[In May and June of 2020, a time of pandemic isolation, economic collapse, and intense partisan rivalry, videos of Minneapolis cops lynching George Floyd — a Black man with his hands cuffed behind his back — sparked nationwide mass protests against widespread police brutality and systemic racism in America.]

My Take: Protesting in 2020

Marion Kwan, 6/11/20

Covid-19 is wreaking havoc on human lives worldwide, and in this country, without discrimination, in rich American homes and in poor American ghetto housing apartments alike. But racism is a far longer and much deeper illness than Covid. So I see that taking a stand against racism is worth marching, protesting and dying for. The recipients of racism know of its ravages to themselves and to their families' physical, mental and emotional well-being. For generations its recipients have known fear and anxiety on an intimate basis. It is impossible not to be seen "only as a minority" in this country, if you are one of them.

Most of White America has been immune from this deep, systemic illness I call racism, until now. White America is suddenly being attacked by a virus that doesn't discriminate, that they cannot fight off and they are suddenly scared to death. They worry if their loved one(s) will still be alive, or if he/she will come home safe and healthy that night. America has been ravaged with the virus and Shelter-In-Place for over 100 days now. I wonder if these Americans realize how Black American families have been feeling and worrying and fearing this way for over 400 years nowevery day and nightwhether their father, or brother, or son or daughter would come home safe?

I look at my own upbringing in my Chinese American family of ten members growing up in San Francisco's Chinatown. I never recall having to worry or fear that my Dad would not come home from work every day, or whether he would be killed out in the streets. I remember worrying if I would go hungry some days, but I never starved and a bowl of rice with dried fish and tea was usually enough until the next day.

And like the spikes of Covid-19, Asian American-bashing has started up again. But this is nowhere close to Black American bashing, not yet.

Empathy is a precious word for me nowadays. I will never be or become Black [or Hispanic, Muslim, LGBTQ, other..] but I can empathize close enough as a racial minority, as a female, as an elderly person, and more importantly as another minority who witnessed first-hand what actually happened in the Deep South.

It is ironic that it takes both a virus and a video of a policeman killing of a Black man, George Floyd, to awaken us all to the frailty of human life; and to the cold demeanor flashed across our screens of another person letting him die on-camera. A person without freedom or liberty to live — like any one of us, without knowing whether we may live or die from a virus.

There seems a wave of new consciousness happening. People of all colors and walks of life — in the hundreds of thousands — have taken to the streets in unity as "One American" to fight this racism and to tell Blacks that they finally matter: Other-Americans empathize and are hopefully learning to listen better and to respect better.

Although I have not taken to the streets, my children have; at first I didn't want them to because of Covid, but finally realized that once upon a time in 1966 I, too, took to the highways in the James Meredith March Against Fear. I was ready to take on fear. Today and forward to the future, I see that young people of all colors and creeds in America can be "one together" as allies for Justice; they are proving that to me in their protesting for ten-days and counting.

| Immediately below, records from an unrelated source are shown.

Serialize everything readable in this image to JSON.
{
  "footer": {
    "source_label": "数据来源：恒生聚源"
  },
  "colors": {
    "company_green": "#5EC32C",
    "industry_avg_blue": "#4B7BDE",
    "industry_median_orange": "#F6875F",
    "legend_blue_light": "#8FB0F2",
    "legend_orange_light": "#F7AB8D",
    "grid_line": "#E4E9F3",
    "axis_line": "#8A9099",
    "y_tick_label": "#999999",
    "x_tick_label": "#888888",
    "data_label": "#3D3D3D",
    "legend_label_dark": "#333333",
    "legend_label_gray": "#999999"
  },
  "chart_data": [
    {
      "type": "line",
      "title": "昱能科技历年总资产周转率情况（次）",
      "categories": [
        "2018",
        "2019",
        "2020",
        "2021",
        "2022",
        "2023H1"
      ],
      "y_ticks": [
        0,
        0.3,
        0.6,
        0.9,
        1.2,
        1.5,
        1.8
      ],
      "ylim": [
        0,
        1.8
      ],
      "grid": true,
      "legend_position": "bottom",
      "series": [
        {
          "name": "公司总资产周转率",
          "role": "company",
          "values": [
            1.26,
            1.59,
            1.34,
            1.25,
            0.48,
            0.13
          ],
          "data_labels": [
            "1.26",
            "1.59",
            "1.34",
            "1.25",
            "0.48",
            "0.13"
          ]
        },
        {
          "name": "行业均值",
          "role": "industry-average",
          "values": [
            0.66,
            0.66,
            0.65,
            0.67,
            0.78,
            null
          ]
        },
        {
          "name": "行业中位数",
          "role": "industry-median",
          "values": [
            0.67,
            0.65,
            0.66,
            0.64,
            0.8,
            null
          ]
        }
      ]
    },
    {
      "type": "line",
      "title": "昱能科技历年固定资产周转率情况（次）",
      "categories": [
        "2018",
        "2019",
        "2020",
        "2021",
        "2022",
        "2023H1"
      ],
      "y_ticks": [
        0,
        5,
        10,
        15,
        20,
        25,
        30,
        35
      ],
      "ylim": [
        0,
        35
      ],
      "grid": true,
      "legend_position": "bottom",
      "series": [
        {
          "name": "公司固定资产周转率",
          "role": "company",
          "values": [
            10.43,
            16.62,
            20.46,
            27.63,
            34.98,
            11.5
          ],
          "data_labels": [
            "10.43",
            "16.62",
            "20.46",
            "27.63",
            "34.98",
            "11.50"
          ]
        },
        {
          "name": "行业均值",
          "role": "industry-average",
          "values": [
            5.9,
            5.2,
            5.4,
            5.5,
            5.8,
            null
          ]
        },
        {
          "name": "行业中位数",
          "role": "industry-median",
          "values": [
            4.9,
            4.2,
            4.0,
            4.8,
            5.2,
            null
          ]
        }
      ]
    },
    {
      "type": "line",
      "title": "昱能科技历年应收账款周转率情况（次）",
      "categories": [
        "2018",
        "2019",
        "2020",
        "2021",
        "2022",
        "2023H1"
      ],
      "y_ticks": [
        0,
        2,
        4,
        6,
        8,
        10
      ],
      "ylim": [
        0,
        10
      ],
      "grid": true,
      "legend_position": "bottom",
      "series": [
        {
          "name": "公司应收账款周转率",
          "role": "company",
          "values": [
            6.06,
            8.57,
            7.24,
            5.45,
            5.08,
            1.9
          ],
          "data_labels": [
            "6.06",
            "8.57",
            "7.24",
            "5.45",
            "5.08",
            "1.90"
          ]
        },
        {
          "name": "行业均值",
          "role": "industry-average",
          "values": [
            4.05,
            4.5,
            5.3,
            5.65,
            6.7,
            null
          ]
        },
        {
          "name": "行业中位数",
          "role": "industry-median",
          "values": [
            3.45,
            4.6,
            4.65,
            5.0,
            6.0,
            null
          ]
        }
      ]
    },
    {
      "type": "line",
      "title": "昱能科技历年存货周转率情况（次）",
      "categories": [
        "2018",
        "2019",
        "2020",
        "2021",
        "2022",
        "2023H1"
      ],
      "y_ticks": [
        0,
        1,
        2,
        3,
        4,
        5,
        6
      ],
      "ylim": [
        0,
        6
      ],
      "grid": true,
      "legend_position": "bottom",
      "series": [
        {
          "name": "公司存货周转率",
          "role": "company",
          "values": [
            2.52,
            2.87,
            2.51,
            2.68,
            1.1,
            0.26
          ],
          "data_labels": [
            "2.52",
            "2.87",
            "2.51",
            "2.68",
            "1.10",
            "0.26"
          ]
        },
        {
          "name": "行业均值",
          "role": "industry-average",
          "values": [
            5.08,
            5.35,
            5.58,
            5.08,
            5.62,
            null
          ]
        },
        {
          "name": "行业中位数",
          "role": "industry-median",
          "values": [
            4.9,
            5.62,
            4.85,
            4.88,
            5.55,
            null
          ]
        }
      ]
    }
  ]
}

This is very different from the protests of the Civil Rights Movement and of the Anti-Vietnam War. At those protests I was always the minority among other minorities and other whites. Today's protests include the real diversities of the Americans that make up this entire Nation and they have taken over the streets and the future of the Nation! At today's protests, I would never "stand out" in the crowd of whites or Blacks as an Asian American — there would be too many of "me" that you wouldn't be able to find me, actually. That brings me hope.

Meditation is another precious word for me. Thanks to Sheltering-in-Place I have begun to calm down as the world around me becomes more quiet and beckons my anxious body to relax, despite my mind trying to fight off depression on the state of the pandemic and the state of race equality in our society. It's got to be better. Doing what's right always matters. So we will overcome.